Lyft recently announced that it is supplementing drivers’ coverage; it also carries a $1 million excess liability policy for drivers. But a fatal accident involving an Uber driver who hit a young girl in a San Francisco crosswalk raises questions about when this coverage kicks in. Is it only when a passenger is in the car? Or when the driver is heading to a pickup or after a drop-off?
Currently, the city and Lyft are in what both sides politely call a “dialogue” about regulation. The city has said Lyft’s operations would violate city taxi ordinances, which is why the city has threatened to ticket and impound drivers’ vehicles if the service starts to collect money for rides. To get around this, Lyft is temporarily providing rides for free in the city. And a city ordinance has been proposed that would create a legal framework for companies like Lyft.

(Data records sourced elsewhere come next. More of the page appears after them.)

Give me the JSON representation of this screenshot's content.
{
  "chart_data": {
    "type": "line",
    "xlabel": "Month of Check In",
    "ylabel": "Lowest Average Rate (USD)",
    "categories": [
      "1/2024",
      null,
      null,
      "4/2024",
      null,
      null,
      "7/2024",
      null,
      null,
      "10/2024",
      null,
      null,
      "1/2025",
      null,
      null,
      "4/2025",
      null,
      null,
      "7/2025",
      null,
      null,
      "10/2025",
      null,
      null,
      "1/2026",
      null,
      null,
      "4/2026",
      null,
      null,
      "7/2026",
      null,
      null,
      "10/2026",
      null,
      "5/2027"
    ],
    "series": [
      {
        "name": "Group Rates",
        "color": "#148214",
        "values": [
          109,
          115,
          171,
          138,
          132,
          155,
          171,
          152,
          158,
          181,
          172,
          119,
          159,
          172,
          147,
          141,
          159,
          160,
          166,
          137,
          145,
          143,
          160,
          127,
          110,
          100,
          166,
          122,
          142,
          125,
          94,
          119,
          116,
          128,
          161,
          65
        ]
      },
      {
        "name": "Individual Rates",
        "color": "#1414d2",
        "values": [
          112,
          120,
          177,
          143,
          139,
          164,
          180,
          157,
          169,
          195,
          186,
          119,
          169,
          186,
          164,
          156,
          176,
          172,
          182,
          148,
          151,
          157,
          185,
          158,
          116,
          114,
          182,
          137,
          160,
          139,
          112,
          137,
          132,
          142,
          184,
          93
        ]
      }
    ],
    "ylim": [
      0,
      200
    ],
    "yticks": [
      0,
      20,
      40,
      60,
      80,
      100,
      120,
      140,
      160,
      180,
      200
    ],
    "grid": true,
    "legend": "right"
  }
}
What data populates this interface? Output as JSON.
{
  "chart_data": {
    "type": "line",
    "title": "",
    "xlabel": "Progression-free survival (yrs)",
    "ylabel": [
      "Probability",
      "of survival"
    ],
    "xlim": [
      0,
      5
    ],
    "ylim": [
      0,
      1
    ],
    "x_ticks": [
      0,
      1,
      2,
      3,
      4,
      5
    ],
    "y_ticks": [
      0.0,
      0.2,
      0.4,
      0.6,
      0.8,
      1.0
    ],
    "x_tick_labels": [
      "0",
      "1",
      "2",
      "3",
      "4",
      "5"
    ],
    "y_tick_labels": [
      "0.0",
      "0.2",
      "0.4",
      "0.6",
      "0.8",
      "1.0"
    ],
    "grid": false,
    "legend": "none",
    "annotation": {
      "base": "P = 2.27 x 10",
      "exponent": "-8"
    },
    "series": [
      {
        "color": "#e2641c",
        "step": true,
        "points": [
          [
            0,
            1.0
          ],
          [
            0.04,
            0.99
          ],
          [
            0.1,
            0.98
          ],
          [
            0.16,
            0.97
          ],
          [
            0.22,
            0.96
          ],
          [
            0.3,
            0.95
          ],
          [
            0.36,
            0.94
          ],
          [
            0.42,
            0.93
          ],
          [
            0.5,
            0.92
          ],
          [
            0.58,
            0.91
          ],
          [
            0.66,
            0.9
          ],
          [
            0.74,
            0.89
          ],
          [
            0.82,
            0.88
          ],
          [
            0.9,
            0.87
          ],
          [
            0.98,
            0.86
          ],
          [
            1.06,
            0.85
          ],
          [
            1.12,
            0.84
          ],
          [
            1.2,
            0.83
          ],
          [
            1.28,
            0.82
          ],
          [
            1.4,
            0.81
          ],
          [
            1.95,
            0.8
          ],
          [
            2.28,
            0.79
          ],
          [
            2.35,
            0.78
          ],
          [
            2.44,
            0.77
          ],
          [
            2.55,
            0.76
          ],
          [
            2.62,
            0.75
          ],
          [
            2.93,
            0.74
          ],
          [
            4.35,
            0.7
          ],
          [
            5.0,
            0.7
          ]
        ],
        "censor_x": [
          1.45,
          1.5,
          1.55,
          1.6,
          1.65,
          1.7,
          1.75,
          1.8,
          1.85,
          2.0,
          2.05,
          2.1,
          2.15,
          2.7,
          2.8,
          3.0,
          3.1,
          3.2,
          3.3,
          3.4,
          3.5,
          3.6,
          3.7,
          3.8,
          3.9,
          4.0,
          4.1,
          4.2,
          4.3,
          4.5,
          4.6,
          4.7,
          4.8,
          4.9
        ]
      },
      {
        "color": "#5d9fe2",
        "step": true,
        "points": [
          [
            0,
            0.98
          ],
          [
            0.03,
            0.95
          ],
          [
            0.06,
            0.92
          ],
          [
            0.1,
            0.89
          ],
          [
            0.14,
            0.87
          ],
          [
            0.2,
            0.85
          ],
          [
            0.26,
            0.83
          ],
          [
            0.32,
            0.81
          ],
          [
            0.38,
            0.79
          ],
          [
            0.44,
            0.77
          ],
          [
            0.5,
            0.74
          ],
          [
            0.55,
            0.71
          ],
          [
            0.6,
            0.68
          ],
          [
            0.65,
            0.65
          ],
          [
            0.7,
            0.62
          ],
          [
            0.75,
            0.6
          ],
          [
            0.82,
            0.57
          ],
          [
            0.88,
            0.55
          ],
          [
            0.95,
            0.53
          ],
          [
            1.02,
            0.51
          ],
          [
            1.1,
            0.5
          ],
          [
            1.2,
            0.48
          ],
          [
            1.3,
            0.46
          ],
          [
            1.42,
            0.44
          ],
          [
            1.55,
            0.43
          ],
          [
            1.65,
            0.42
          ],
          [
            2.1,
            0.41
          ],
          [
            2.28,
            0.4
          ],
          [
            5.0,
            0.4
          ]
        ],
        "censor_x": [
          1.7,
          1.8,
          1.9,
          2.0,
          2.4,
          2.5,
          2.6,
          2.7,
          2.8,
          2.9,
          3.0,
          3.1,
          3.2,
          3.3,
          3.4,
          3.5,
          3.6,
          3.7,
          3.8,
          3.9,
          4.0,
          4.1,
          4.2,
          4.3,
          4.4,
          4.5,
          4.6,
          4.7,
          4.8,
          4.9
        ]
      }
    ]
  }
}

As Cecchini’s petition attests, Lyft and companies like it enjoy growing popularity. Upsides that may come with their arrival in the market include lower prices, improved service and reduced traffic as the city grows.
Minneapolis officials deserve credit for also thinking through the potential downsides. Other localities have grappled unsatisfyingly with oversight, for example, by banning ride shares or carving out a special niche for them. Minneapolis has a chance to come up with a new regulatory model by taking a more global approach and updating its regulations for both ride shares and taxi services at the same time to fairly encourage competition and to ensure public safety in a new, tech-savvy age.